Showing posts with label Rain. Show all posts
Showing posts with label Rain. Show all posts

Wednesday, March 6, 2013

Rain, Part One: "The Ghost Of Old Unhappiness That Cannot Rest"

If you live in this part of the world long enough, you begin to develop an appreciation for the varieties of rain:  fine, yet insistent, mist; day-long and night-long windless grey curtains; late-afternoon squalls of white sheets sweeping across Puget Sound.

In time, you realize that you have discarded your umbrellas in favor of hats and hooded rain-jackets.  And then, in the middle of the night, after many years, you discover that the sound of rain pattering on the window-panes has long been a source of reassurance.

Peter Graham, "A Spate in the Highlands" (1866)

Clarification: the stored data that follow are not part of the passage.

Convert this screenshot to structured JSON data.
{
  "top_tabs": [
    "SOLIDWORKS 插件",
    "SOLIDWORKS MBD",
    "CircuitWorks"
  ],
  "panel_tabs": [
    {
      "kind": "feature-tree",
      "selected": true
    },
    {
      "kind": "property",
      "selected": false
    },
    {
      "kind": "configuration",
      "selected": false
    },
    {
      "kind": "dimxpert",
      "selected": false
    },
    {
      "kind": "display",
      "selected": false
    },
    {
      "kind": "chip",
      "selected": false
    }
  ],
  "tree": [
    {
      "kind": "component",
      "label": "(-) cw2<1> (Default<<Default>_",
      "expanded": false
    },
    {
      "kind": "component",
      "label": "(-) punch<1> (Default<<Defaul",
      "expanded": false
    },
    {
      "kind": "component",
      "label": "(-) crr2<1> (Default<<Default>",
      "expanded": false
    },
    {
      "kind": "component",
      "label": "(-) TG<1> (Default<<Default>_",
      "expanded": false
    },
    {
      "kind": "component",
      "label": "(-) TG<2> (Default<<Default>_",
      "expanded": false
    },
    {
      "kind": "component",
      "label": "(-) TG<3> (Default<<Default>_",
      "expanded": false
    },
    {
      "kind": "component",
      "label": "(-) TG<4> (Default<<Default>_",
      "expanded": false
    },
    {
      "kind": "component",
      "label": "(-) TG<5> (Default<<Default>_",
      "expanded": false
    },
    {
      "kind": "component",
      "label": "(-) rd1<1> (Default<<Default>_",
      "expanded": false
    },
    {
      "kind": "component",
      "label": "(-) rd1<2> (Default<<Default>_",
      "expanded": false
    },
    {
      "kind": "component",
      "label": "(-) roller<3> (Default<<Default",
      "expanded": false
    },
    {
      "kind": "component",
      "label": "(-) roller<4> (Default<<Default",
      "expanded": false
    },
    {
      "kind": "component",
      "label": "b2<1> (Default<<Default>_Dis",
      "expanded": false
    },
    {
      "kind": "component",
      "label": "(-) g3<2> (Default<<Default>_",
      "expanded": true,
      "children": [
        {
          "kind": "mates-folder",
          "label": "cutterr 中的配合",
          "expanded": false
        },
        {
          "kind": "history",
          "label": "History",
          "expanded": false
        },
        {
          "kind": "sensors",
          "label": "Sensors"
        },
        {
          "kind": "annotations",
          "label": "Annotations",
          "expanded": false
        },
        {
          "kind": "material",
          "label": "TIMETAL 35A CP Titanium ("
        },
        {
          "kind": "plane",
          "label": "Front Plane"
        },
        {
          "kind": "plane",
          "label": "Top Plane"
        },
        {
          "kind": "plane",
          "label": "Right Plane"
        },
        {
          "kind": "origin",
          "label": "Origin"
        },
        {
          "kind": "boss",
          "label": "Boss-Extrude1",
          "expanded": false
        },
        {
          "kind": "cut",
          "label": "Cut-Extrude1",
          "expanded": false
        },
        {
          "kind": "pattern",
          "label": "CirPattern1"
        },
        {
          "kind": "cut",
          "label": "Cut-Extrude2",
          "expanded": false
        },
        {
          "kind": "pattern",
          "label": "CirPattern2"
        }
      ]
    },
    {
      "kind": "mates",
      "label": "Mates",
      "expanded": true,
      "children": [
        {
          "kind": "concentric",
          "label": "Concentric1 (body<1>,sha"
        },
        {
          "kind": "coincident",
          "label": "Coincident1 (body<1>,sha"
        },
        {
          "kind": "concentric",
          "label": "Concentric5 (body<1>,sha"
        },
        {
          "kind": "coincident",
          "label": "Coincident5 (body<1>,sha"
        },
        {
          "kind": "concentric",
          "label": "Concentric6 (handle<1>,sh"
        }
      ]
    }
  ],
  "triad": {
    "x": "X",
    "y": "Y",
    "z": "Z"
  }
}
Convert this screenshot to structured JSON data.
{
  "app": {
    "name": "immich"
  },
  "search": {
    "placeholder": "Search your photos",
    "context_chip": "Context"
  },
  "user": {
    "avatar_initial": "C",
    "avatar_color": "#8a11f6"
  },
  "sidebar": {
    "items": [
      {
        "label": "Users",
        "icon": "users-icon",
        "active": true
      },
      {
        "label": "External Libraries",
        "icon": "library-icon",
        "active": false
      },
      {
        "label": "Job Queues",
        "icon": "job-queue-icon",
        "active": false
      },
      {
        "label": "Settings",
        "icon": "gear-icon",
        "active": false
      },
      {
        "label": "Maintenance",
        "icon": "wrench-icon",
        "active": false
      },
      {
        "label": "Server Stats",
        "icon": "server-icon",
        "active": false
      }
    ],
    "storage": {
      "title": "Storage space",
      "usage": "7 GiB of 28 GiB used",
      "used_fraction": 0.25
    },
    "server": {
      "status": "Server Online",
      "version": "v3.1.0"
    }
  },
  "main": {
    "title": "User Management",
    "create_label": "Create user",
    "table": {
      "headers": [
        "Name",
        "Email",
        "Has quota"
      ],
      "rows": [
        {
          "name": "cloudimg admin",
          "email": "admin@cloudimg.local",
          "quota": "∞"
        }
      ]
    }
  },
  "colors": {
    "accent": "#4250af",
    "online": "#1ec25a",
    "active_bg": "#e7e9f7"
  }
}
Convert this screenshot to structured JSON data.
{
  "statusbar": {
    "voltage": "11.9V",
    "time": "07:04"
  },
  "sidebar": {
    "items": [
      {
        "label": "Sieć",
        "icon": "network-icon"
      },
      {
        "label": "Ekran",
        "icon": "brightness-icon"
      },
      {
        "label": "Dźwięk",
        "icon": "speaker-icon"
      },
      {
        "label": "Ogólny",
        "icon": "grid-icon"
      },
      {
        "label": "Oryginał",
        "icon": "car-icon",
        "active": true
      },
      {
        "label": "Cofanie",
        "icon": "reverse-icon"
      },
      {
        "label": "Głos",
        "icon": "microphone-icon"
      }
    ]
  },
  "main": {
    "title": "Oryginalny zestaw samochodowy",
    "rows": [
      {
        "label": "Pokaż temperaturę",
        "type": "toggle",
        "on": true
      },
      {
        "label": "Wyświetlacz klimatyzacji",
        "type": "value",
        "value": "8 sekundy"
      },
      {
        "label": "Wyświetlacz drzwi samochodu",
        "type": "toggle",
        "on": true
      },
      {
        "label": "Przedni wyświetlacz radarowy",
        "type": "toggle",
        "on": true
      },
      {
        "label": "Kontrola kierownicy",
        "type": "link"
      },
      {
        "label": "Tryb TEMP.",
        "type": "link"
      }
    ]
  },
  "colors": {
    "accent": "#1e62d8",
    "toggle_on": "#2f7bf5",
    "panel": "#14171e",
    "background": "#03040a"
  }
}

The following poem is from a series that L. A. G. Strong wrote while living on the coast of western Scotland.

          Rain

It is the ghost
Of old unhappiness
That cannot rest,
Though it has long forgotten
Why it sighs.

Lost joy, lost grief --
A tremor on the sea,
A thin, sad rain
Drifting unhappily
To whisper on the shore.

Too soft an air, too sad
For human hearts.
Too soft, too chill a sound
For human ears.

L. A. G. Strong, Northern Light (1930).

The poem is a bit melancholy, but there are times when the unremitting mists and showers -- especially in the short, dark days of winter -- can awaken the feelings he speaks of.